On August 1st, you can watch a CBC special where Black musicians and artists join forces to celebrate freedom. FreeUp! Emancipation Day is created by Ngozi Paul and her production company Emancipation Arts.
“Emancipation Day means a lot to me. It's a day that gives Black people an opportunity to define themselves, their culture, and their future going forward. We found FreeUp! as a platform to make this happen,” says Paul, an award-winning stage and screen actress, writer, director, and producer from Toronto. She is also one of the founders of FreeUP! and serves as its celebrator-in-chief.
Paul expresses her joy at the Canadian Government's decision earlier this year to designate August 1st as Emancipation Day across Canada.
“It's wonderful, it’s necessary, and it's about time. And we, as Canadians, have the opportunity to define what it means to be Canadian. And I believe that officially recognizing Emancipation Day across Canada is a great step for Canadians in terms of moving forward together,” says Paul.
Paul first learned about Emancipation Day a few years ago and has since devoted her efforts to telling Black stories. She believes that the event presents a great opportunity for Black people to celebrate freedom together as a community, to contemplate over the past, the trials they've gone through, and the hope for the future.
The first FreeUp! Emancipation Day event took place in 2017. It was an open mic performance that asked the question, "What does freedom mean to you?" The show has since grown organically from open mic to concerts inviting well-known artists to perform. Last year, the company reached out to CBC to pivot towards a digital special and reach a wider audience.
“The central message we all can learn is to look back and move forward as one people, finding joy, and liberty. It's not always easy for us to celebrate or find reasons to celebrate. Freeup! gives us that platform where we can explore freedom and celebrate it," explains Paul.

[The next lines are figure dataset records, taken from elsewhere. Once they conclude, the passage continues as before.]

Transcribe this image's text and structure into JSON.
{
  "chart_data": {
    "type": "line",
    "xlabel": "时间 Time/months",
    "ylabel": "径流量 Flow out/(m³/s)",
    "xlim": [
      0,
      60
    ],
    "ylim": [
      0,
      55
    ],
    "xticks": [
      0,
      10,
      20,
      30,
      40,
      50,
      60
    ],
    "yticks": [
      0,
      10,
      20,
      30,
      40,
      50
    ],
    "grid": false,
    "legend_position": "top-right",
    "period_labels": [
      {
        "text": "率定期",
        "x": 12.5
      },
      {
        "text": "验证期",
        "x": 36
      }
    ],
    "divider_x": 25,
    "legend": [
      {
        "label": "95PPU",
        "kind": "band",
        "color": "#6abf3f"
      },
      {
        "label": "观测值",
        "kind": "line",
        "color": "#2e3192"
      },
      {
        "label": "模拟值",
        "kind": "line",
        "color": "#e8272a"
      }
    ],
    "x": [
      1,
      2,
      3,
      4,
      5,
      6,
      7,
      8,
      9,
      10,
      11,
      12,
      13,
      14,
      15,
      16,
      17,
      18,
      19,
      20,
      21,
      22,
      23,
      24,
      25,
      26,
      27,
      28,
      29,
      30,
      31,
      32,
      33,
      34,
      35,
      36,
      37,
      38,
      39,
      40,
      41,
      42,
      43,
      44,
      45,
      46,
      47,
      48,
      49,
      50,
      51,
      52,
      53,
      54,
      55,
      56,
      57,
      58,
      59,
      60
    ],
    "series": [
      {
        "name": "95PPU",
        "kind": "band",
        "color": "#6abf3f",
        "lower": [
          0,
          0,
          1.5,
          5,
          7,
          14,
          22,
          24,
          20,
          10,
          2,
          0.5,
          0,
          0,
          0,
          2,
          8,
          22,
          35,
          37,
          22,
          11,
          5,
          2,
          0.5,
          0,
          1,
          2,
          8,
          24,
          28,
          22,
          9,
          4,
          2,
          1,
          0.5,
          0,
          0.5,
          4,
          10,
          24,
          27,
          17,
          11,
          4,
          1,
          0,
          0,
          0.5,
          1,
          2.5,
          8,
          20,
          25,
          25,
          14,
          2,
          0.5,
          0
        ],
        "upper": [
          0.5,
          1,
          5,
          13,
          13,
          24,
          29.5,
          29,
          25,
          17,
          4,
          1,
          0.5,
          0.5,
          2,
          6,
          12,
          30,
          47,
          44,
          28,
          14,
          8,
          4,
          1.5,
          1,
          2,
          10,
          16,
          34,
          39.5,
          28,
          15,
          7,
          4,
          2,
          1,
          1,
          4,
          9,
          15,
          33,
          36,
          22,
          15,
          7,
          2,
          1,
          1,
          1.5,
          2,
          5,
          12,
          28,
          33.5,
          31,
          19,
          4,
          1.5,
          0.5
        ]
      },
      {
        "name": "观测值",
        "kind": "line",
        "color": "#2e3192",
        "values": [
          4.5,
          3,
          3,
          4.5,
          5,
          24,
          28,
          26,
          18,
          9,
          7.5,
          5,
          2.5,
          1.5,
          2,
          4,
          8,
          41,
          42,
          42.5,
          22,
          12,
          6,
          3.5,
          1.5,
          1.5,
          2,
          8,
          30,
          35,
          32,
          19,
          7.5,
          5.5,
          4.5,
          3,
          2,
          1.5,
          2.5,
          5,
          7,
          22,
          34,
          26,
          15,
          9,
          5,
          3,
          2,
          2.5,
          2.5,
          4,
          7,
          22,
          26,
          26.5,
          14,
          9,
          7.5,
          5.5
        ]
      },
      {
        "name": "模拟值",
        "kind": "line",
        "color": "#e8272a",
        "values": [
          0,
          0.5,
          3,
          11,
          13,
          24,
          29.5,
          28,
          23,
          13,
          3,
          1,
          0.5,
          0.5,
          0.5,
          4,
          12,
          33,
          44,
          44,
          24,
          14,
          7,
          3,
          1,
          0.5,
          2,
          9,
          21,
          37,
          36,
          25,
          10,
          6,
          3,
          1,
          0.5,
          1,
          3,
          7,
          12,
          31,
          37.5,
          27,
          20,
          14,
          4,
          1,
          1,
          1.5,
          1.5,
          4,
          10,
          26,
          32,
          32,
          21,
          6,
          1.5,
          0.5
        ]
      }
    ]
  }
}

FreeUp! Emancipation Day 2021 will be a performance-driven, youth-led celebration of spoken word, dance, theatre, and music. The program will include multi-generational artists, singers, poets, and dancers to express what freedom means to them through their art. The show will be streamed on August 1st at 1 PM on CBC Gem.
Nearly 40 artists will be in attendance including Polaris Prize winner Haviah Mighty, mono-dramatist d’bi.young anitafrika, singer Jully Black, Aquakultre, Mark & Nathan Baya, and Peace Akintade. This year's lineup of young artists includes Anyika Mark, Poet Laureates Randell Adjei and Peace Akintade, slam poet David Delisca, and Juno-nominated artists Silla & Rise and others. The celebrated d’bi.young anitafrika will be presented with this year's Rosemary Sadlier Freedom Fighter Award.
But the show doesn't stop there. An after-party reception will be held for young and upcoming DJs at 2 O’clock on YouTube, which is free for everyone.
In addition, various art installations around Canada will celebrate Emancipation Day for the whole month of August as well. Toronto's art organizations that are celebrating include Canadian Stage, Crow’s Theatre, and Soul Pepper. Pop Montreal will utilize the month of August for Emancipation Day.
Paul gives a special thanks to Rosemary Sadlier, “I want to thank her because this couldn't be possible without her. It took decades of her time to have Emancipation Day recognized nationally. And our festival award is named in her honour.”
Next year, Paul hopes to have in-person events and stream to audiences who are unable to attend. “I'm hoping that the momentum will continue to grow. Hopefully, things will get better and we can have a few live events that we can stream nationally and internationally,” says Paul as she looks forward to more live events.
“Celebrate Emancipation Day, free up yourself, ask yourself what freedom means to you, and get involved in any way that feels real and authentic to you,” says Ngozi to her community.